The concerns and the counter
Of course, there are obvious questions. What happens to TNA as a brand if it gives up its library. Would a sale of the archive weaken the company’s own streaming plans. Would fans lose access elsewhere. Reporting that speaks about first rights and matching options makes clear that a sale, if it ever happens, would be complicated. But none of that erases the logic Angle is pointing to. He is not wishing for TNA to fold. In fact, he has gone out of his way to say he is proud of his time there. He simply wants the fans who know him mainly from WWE to have easy access to the other half of his story. That is an understandable stance from a performer who cares about how his career will be remembered.
Predictions: Where the story could go next
If the two sides keep sending wrestlers back and forth, and if fans keep responding the way they did to the Grace and NXT appearances, the business case for deeper collaboration becomes stronger. The cleanest next step is a broader content sharing arrangement that gives WWE the right to stream selected TNA matches that involve WWE legends or current roster members. That could act as a bridge to a larger library acquisition down the road. The buzz around streaming futures also matters. As WWE sorts out where its long term archives live and how much of them can be offered at any given time, third party libraries that include top names like Angle become more valuable, because they allow WWE to tell fuller stories even when their own classic offerings ebb and flow.

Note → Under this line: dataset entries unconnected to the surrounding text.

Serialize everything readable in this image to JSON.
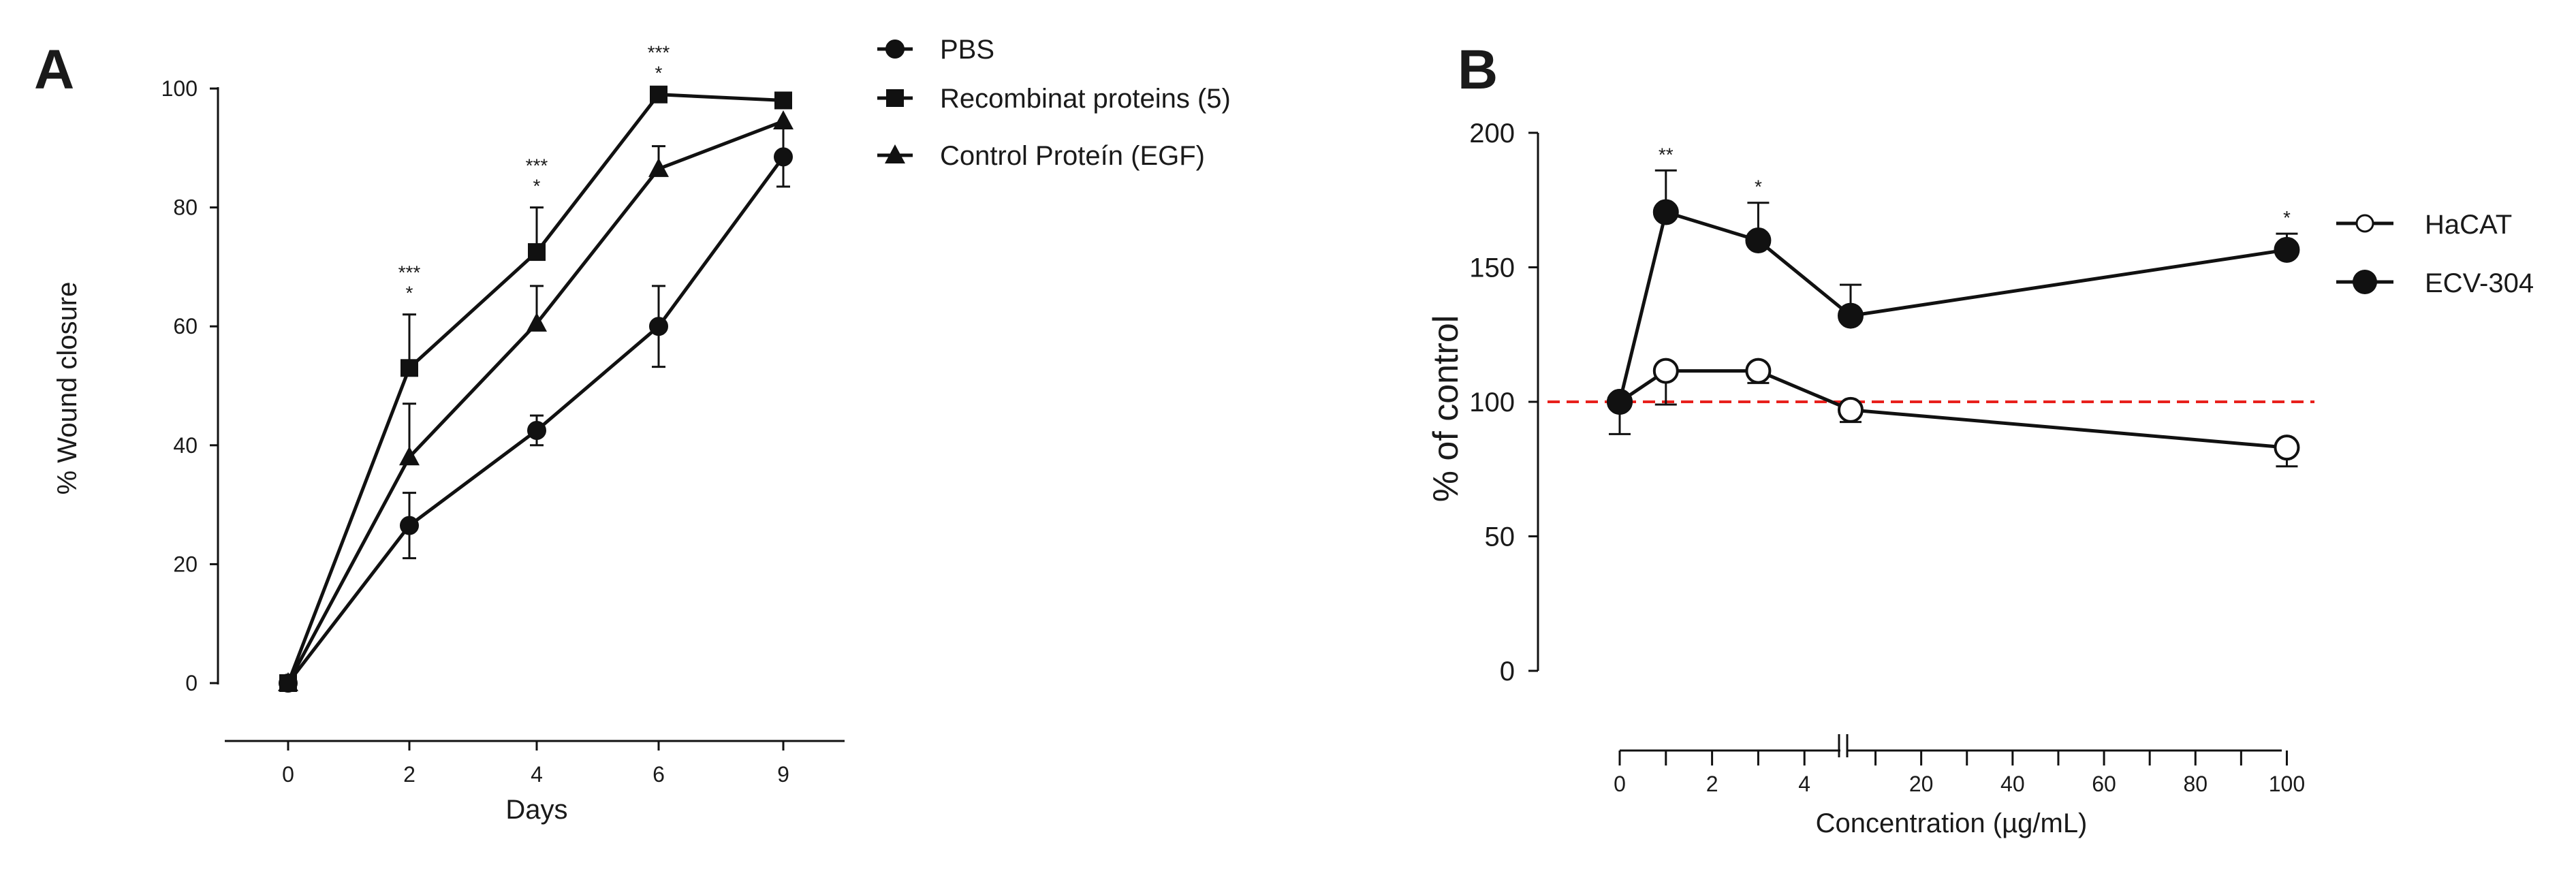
{
  "chart_data": [
    {
      "panel": "A",
      "type": "line",
      "xlabel": "Days",
      "ylabel": "% Wound closure",
      "x_ticks": [
        "0",
        "2",
        "4",
        "6",
        "9"
      ],
      "y_ticks": [
        "0",
        "20",
        "40",
        "60",
        "80",
        "100"
      ],
      "ylim": [
        0,
        100
      ],
      "categories": [
        "0",
        "2",
        "4",
        "6",
        "9"
      ],
      "series": [
        {
          "name": "PBS",
          "marker": "circle",
          "values": [
            0,
            26.5,
            42.5,
            60,
            88.5
          ],
          "err": [
            0,
            5.5,
            2.5,
            6.8,
            5
          ]
        },
        {
          "name": "Recombinat proteins (5)",
          "marker": "square",
          "values": [
            0,
            53,
            72.5,
            99,
            98
          ],
          "err": [
            0,
            9,
            7.5,
            0,
            0
          ]
        },
        {
          "name": "Control Proteín (EGF)",
          "marker": "triangle",
          "values": [
            0,
            38,
            60.5,
            86.5,
            94.5
          ],
          "err": [
            0,
            9,
            6.3,
            3.8,
            0
          ]
        }
      ],
      "annotations": [
        {
          "category": "2",
          "lines": [
            "***",
            "*"
          ]
        },
        {
          "category": "4",
          "lines": [
            "***",
            "*"
          ]
        },
        {
          "category": "6",
          "lines": [
            "***",
            "*"
          ]
        }
      ]
    },
    {
      "panel": "B",
      "type": "line",
      "xlabel": "Concentration (µg/mL)",
      "ylabel": "% of control",
      "x_ticks_left": [
        "0",
        "2",
        "4"
      ],
      "x_ticks_right": [
        "20",
        "40",
        "60",
        "80",
        "100"
      ],
      "y_ticks": [
        "0",
        "50",
        "100",
        "150",
        "200"
      ],
      "ylim": [
        0,
        200
      ],
      "reference_line": {
        "y": 100,
        "color": "#e8201c"
      },
      "x": [
        0,
        1,
        3,
        5,
        100
      ],
      "series": [
        {
          "name": "HaCAT",
          "marker": "open-circle",
          "values": [
            100,
            111.5,
            111.5,
            97,
            83
          ],
          "err": [
            0,
            12.5,
            4.5,
            4.5,
            7
          ]
        },
        {
          "name": "ECV-304",
          "marker": "filled-circle",
          "values": [
            100,
            170.5,
            160,
            132,
            156.5
          ],
          "err": [
            12,
            15.5,
            14,
            11.5,
            6
          ]
        }
      ],
      "annotations": [
        {
          "x": 1,
          "text": "**"
        },
        {
          "x": 3,
          "text": "*"
        },
        {
          "x": 100,
          "text": "*"
        }
      ]
    }
  ]
}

For Angle specifically, expect to see his TNA chapter featured more often in WWE produced material even before any sale. He is a company Hall of Famer and a frequent guest on WWE programming, and he remains one of the best talkers in wrestling. If WWE continues to embrace the crossover era with a friendly tone, using short licensed clips or co produced content to spotlight Angle’s rivalries could serve as pilot projects that test fan interest for a full library deal.
Final word
Kurt Angle’s excitement is easy to understand. The man knows what he did in TNA, and he knows a huge chunk of the WWE audience never saw it week to week. With WWE and TNA now comfortable working together, a library purchase no longer sounds like a fantasy that fans debate on message boards. It feels like a logical possibility that could serve everyone. Angle gets his legacy preserved under one roof. WWE gains a treasure chest of modern classics at a time when every minute of compelling archive matters. Fans get quick access to the matches they have been hearing about for years.
We are not at the finish line yet. There is no official deal on the table today. But the path is clearer than it has ever been. If that path ends with WWE owning the TNA video library, the biggest winner might be the story of Kurt Angle itself, told complete from start to finish for every wrestling fan to enjoy. And based on what he has been saying on podcasts and in interviews this year, that is exactly why he is cheering for it to happen.